Apple releases Java update after Mac systems hacked

Apple releases Java update after Mac systems hacked

The list of high-profile tech companies victimised by hackers is growing.

Just days after Facebook revealed that its systems were “ targeted in a sophisticated attack,” Apple has now made the rare admission that it too was the victim of hackers. The Cupertino-based tech giant’s computers were attacked by the same online miscreants who targeted Facebook. No data appears to have been stolen in the Apple hack.

“Apple has identified malware which infected a limited number of Mac systems through a vulnerability in the Java plug-in for browsers,” Apple said in a statement. “The malware was employed in an attack against Apple and other companies, and was spread through a website for software developers.”

A “small number” of Apple employees’ Mac computers were breached, though “there was no evidence that any data left Apple,” the company said. Upon discovering the intrusion, Apple isolated the infected computers from its network and began working with law enforcement to find the source of the malware.

Apple released a Java security update to address the flaw. Java for OS X 2013-001 is available in the Software Update section of the Mac App Store. It is also available for download from Apple’s website. Apple advised users to quit any web browsers and Java applications before installing the update.

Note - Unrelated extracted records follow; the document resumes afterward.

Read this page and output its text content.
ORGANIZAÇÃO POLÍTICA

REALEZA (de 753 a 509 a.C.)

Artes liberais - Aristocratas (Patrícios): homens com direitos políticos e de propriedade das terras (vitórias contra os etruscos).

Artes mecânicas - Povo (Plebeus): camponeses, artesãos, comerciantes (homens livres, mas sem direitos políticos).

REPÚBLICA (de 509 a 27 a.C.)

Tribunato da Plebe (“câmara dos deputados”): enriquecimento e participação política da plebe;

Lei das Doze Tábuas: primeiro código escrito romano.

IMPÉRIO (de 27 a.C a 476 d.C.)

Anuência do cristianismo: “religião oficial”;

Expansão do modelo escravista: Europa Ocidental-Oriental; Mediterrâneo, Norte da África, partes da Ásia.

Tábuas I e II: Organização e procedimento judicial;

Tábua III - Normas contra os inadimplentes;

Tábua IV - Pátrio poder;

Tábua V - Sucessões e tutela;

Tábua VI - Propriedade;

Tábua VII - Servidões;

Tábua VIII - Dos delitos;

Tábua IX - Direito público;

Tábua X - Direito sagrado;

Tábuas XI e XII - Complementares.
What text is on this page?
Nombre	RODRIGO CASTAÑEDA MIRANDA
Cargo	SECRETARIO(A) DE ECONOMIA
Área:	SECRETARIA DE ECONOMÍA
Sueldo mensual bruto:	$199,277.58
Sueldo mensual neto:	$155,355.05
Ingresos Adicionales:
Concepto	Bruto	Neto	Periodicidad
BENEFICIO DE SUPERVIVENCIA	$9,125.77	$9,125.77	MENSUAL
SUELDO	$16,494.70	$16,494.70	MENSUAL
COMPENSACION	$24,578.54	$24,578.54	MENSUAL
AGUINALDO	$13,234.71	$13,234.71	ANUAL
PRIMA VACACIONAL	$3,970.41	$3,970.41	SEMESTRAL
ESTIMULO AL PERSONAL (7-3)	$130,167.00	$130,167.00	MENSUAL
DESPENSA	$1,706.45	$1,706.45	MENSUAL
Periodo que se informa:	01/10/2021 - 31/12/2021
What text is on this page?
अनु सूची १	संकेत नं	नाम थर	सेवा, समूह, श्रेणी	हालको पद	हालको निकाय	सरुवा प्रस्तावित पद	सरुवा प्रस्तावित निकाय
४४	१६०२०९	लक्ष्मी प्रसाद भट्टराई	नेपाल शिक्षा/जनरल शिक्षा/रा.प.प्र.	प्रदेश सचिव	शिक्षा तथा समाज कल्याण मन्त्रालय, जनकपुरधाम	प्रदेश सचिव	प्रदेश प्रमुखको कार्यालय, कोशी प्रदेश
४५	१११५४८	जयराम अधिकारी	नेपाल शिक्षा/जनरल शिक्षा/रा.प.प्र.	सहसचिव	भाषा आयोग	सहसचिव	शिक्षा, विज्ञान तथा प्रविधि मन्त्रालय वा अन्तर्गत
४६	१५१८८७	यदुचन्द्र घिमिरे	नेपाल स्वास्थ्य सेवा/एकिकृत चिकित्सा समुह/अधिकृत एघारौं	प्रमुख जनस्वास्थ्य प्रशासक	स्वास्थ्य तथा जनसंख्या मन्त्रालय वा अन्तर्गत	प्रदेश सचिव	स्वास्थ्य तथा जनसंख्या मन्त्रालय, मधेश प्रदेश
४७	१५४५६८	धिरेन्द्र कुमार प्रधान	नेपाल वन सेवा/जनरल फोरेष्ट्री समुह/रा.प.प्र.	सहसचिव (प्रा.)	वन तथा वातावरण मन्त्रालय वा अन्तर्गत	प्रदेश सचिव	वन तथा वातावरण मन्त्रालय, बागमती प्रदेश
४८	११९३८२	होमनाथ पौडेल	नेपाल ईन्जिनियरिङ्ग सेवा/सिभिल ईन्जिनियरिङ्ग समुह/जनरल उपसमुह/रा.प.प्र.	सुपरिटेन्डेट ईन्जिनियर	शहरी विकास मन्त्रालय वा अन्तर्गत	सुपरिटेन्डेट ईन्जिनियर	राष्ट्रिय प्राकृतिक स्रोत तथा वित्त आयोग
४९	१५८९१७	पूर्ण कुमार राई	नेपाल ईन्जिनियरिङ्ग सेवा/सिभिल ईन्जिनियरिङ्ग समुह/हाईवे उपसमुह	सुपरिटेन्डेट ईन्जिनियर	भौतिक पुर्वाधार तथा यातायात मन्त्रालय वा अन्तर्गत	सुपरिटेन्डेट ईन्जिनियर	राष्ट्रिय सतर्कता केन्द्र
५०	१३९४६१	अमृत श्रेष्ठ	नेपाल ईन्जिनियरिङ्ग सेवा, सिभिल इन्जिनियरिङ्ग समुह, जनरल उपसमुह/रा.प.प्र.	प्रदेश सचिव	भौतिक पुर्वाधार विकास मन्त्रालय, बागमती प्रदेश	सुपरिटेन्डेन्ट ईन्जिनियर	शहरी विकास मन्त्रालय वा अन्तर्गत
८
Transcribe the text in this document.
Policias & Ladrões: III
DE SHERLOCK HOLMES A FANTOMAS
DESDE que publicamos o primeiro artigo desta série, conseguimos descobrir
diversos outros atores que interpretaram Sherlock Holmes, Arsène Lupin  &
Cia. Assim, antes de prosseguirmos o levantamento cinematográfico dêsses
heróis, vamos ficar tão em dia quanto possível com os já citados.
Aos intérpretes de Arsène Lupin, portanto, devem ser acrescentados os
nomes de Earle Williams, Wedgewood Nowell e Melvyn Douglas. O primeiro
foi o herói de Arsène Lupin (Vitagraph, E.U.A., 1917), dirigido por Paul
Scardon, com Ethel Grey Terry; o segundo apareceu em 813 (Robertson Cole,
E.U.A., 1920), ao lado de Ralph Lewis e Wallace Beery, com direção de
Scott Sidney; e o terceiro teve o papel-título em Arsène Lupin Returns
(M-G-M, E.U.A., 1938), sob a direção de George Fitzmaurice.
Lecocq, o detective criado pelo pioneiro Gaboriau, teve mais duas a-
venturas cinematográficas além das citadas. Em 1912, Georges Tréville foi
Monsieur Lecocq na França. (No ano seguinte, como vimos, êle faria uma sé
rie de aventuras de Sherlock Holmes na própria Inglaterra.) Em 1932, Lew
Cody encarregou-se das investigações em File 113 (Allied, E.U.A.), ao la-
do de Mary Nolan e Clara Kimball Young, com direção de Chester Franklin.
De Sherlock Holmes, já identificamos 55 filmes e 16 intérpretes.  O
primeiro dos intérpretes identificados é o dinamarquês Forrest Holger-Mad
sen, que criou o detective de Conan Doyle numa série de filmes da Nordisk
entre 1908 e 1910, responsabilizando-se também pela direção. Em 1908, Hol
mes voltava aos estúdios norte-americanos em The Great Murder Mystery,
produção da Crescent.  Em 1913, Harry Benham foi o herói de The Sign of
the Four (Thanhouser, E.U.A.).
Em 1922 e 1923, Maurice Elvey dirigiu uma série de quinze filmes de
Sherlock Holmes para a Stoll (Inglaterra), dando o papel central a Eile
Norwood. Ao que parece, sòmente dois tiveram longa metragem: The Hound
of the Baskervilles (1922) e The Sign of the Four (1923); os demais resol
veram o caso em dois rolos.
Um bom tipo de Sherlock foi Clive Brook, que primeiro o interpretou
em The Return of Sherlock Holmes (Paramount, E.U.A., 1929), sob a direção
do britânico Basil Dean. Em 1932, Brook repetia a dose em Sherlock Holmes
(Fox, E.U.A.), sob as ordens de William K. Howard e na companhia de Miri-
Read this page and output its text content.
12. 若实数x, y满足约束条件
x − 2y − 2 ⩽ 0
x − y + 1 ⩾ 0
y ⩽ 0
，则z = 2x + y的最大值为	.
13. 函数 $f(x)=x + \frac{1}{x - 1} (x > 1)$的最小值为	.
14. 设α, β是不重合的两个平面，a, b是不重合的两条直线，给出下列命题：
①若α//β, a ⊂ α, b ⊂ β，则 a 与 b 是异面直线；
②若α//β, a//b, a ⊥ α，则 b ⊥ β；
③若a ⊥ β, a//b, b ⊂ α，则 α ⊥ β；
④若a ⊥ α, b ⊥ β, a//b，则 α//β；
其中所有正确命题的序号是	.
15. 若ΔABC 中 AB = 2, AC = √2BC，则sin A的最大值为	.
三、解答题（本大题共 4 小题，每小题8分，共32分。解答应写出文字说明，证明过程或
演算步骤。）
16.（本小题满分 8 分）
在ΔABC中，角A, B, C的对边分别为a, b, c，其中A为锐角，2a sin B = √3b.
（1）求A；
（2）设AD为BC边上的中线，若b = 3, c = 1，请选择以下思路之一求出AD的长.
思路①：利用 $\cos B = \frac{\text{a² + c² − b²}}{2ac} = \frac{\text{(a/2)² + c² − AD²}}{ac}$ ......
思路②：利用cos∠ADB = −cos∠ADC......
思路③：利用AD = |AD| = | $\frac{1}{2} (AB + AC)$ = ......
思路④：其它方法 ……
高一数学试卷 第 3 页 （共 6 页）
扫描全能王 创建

“Since OS X Lion, Macs have shipped without Java installed, and as an added security measure OS X automatically disables Java if it has been unused for 35 days,” the company said. “To protect Mac users that have installed Java, today we are releasing an updated Java malware removal tool that will check Mac systems and remove this malware if found.”

The attack on Apple employee computers was first reported by Reuters.

The news comes after Facebook said its systems were breached after a handful of employees visited a compromised mobile developer website. The website in question was hosting an exploit that installed malware on the computer of anyone who visited it. The social network said it found no evidence that any user data was compromised by the malware.

Apple and Facebook aren’t alone. Earlier this month, Twitter was hacked, saying that it detected “unusual access patterns” on its network, which indicated that attackers might have accessed the user data of approximately 250,000 users.

Meanwhile, security researchers revealed they have traced a prolific group of computer hackers to a government-backed, military building in Shanghai, China. According to a new report from Mandiant, the People’s Liberation Army Unit 61398 is located “in precisely the same area” as a section of APT1, an advanced persistent threat group that has stolen hundreds of terabytes of data from at least 141 organisations worldwide.